The Texas Chainsaw Massacre (2003) (R) ★★★
A story of five 20-somethings whose free-spirited road trip across the Lone Star state runs headlong into madness when they encounter a bizarre family and a chainsaw-wielding man known as Leatherface.
Story
No pun intended, but this remake of Tobe Hooper's low-budget 1974 cult horror film The Texas Chainsaw Massacre cuts straight to the chase and goes right for the jugular. The result is a horror movie bloodbath with jolting scares guaranteed to shock moviegoers out of their seats and onto sticky theater floors. Like the first, the remake is set in the early 1970s and follows five friends on their way to a Lynyrd Skynyrd concert in Dallas after making a drug buy in Mexico. Their fates are forever changed when they pick up a hitchhiker who commits suicide in the back of the van. In desperate need of a solution to the dead girl in the car, the quintet stumbles upon a dilapidated house in a rural Texas community inhabited by Thomas Hewitt (Andrew Bryniarski) and his strange extended family. Hewitt receives the group, led by Erin (Jessica Biel), revving a chainsaw--and suddenly their aspirations go from catching a performance of ''Free Bird'' to leaving the house with their limbs intact. This is supposedly based on the true story of Plainfield, Wisconsin's, cannibalistic grave robber, Ed Gein, which is precisely what makes this film so entrancing. If horror movies are designed to brutally assault not only the victims on-screen but also its viewers, then TCM succeeds.
Acting
Biel, 21, first impressed viewers on the WB series 7th Heaven with her portrayal of Mary Camden, the eldest daughter of a progressive minister.
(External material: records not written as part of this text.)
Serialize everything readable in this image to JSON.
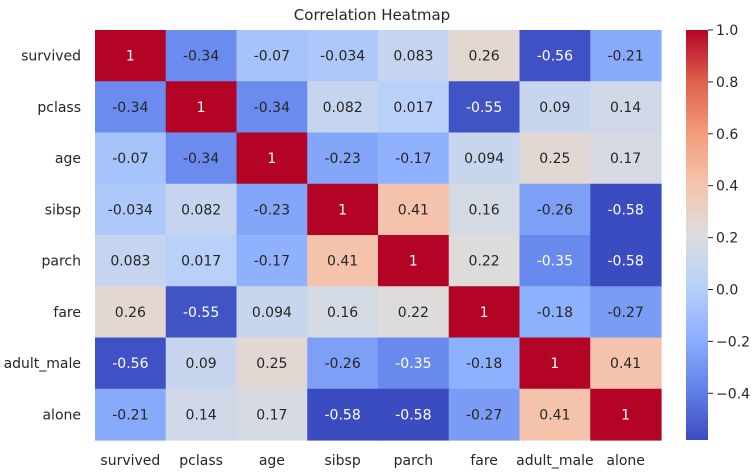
{
  "chart_data": {
    "type": "heatmap",
    "title": "Correlation Heatmap",
    "xlabel": "",
    "ylabel": "",
    "rows": [
      "survived",
      "pclass",
      "age",
      "sibsp",
      "parch",
      "fare",
      "adult_male",
      "alone"
    ],
    "columns": [
      "survived",
      "pclass",
      "age",
      "sibsp",
      "parch",
      "fare",
      "adult_male",
      "alone"
    ],
    "annotations": [
      [
        "1",
        "-0.34",
        "-0.07",
        "-0.034",
        "0.083",
        "0.26",
        "-0.56",
        "-0.21"
      ],
      [
        "-0.34",
        "1",
        "-0.34",
        "0.082",
        "0.017",
        "-0.55",
        "0.09",
        "0.14"
      ],
      [
        "-0.07",
        "-0.34",
        "1",
        "-0.23",
        "-0.17",
        "0.094",
        "0.25",
        "0.17"
      ],
      [
        "-0.034",
        "0.082",
        "-0.23",
        "1",
        "0.41",
        "0.16",
        "-0.26",
        "-0.58"
      ],
      [
        "0.083",
        "0.017",
        "-0.17",
        "0.41",
        "1",
        "0.22",
        "-0.35",
        "-0.58"
      ],
      [
        "0.26",
        "-0.55",
        "0.094",
        "0.16",
        "0.22",
        "1",
        "-0.18",
        "-0.27"
      ],
      [
        "-0.56",
        "0.09",
        "0.25",
        "-0.26",
        "-0.35",
        "-0.18",
        "1",
        "0.41"
      ],
      [
        "-0.21",
        "0.14",
        "0.17",
        "-0.58",
        "-0.58",
        "-0.27",
        "0.41",
        "1"
      ]
    ],
    "colormap": "coolwarm",
    "color_range": [
      -0.58,
      1.0
    ],
    "colorbar_ticks": [
      "1.0",
      "0.8",
      "0.6",
      "0.4",
      "0.2",
      "0.0",
      "−0.2",
      "−0.4"
    ],
    "grid": false,
    "colorbar_position": "right"
  }
}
As Erin in TCM, Biel emerges as a strong lead and it's refreshing to see a horror movie heroine who never twists her ankle in a pivotal chase scene, doesn't scream unnecessarily and knows how to hotwire anything on wheels. This role should definitely prepare Biel for her next project, playing vampire hunter Abigail Whistler alongside Wesley Snipes in the upcoming Blade 3. While Biel carries the film, there are also some decent performances from Eric Balfour (levelheaded Kemper), Mike Vogel (Andy, the drunk), Erica Leerhsen (slutty Pepper) and Jonathan Tucker (STD statistic-spouting nerd Morgan). They all have clichéd characteristics that serve to create tension and each rises to the occasion in their limited screen time. At 6'5'', Bryniarski (Scooby-Doo) is tailor-made for the role of the enduring yet no less frightening Leatherface. There are also some smaller performances worth noting from R. Lee Ermey (Willard) as the demented Sheriff Hoyt and Heather Kafka as the trailer park baby-thief Henrietta.
Direction
Music video helmer Marcus Nispel chose a doozy of a film for his directorial debut. Director Hooper's '74 slasher pic influenced a slew of contemporary horrors, including House of 1,000 Corpses, Jeepers Creepers and Wrong Turn, and it remains to this day a highly romanticized and over-analyzed film. Some, for example, maintain that Hooper's TCM was a sociopolitical allegory of post-Vietnam America. But although Nispel's setup is practically identical to Hooper's, there is no profound message here. Scribes Scott Kosar and Eric Berny do slip in a psychological explanation for Hewitt's wrath by giving him a skin condition that left him without a nose and ostracized as a child, which is why he collects body parts and makes masks out of his victims' faces--hence the nickname ''Leatherface''--but in the end it's just an entertaining slasher pic. Half storytelling, half mood, music intensive and richly atmospheric, TCM has great visual appeal, although some of it is undercut by some of producer Michael Bay's trademark bullet path shots. Nispel's music video background is pervasive in the film's visual, MTV-style narration, which is fitting for a film aimed at the 15- to 25-year-old TV watching audience.
Bottom Line
Get ready to be brutalized! For those looking for a heart-stopping horror flick, The Texas Chainsaw Massacre, Marcus Nispel's directorial debut, is well worth the price of admission.